Denn durch das Dunkel der atmenden Wälder der Frühzeit der Menschheit schritt Sigmar Heldenhammer, getrieben von dem Ziel, die Stämme der Menschen gegen all die Mächte, die ihnen überlegen waren, wenn die Stämme weiter in kleinlichem Zwist untereinander lagen, unter der Herrschaft eines Mannes zu vereinen.
Trotz des kühlen Wetters war Sigmar nur mit ledernen Arm- und Beinschienen, einem breiten Gürtel mit großer eiserner Schnalle und einem Lendenschurz bekleidet. Die braunen, langen Haare trug er frei. Unermüdlich arbeiteten seine Muskeln unter der festen, mit Narben versehenen Haut; prächtig war sein muskulöser Leib, von der mächtigen, breiten Brust über die wohlgeformten und kampferprobten Arme zu den säulenartigen Beinen, die ihn unbeirrbar durch das feindselige Dickicht trugen. An seinem Gürtel hing in einer einfachen Lederscheide eine gute Klinge.
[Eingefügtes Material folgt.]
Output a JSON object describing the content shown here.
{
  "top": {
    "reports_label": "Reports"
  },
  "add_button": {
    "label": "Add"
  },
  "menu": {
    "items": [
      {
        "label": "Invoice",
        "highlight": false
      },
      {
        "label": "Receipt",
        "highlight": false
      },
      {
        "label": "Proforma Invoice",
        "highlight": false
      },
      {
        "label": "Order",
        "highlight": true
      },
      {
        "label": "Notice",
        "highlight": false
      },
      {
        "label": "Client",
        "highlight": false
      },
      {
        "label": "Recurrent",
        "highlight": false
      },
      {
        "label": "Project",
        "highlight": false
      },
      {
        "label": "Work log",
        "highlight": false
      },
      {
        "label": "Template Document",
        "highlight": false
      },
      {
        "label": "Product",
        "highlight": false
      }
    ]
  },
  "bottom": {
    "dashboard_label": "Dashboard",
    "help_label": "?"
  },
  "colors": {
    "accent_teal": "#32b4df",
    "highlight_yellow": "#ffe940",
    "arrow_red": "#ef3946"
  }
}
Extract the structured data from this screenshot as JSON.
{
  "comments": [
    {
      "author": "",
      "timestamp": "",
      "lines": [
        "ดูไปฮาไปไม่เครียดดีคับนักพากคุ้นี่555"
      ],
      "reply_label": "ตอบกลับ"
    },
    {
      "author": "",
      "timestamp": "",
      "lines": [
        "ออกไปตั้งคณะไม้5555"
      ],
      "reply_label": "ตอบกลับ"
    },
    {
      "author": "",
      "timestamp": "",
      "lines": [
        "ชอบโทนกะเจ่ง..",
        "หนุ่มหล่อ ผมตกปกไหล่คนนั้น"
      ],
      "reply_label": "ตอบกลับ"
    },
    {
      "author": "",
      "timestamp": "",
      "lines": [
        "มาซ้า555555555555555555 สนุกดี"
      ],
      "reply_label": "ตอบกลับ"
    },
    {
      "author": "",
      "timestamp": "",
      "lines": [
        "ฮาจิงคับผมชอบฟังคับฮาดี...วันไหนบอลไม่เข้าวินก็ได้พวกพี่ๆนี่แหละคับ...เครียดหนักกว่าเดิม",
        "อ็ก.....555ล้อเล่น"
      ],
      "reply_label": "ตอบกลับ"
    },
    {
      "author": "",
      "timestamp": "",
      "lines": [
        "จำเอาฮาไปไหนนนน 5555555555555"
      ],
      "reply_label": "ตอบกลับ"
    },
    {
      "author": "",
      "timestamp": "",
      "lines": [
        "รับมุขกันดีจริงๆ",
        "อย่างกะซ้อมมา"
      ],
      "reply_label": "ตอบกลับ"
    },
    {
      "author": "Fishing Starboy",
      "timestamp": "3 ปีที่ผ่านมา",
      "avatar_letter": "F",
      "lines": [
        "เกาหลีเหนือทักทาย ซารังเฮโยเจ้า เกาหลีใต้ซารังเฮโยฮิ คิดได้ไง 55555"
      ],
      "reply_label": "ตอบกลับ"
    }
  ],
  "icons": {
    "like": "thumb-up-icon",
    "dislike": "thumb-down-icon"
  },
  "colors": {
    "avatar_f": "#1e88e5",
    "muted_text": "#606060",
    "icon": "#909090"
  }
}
Doch nicht diese Waffe war es, der er sein Leben anvertraute, nicht dieses Werkzeug des Krieges war es, das er mit großem Geschick und noch größerer Kraft in den Kampf führte, um unerbittlich Schädel und Knochen der zahllosen Horden von Orks, Tiermenschen und Anhänger der finsteren Götter zu zerschmettern. Nein, dies war die Rolle des schweren zweihändigen Hammers mit dem vergoldeten Kopf, den er locker geschultert hatte. Ja, Ghal Maraz, der Schädelspalter, war Sigmars engster Vertrauter, ein Geschenk eines dankbaren Freundes, den Sigmar vor einem schlimmen Schicksal durch die Hand der Grünhäute bewahrt hatte.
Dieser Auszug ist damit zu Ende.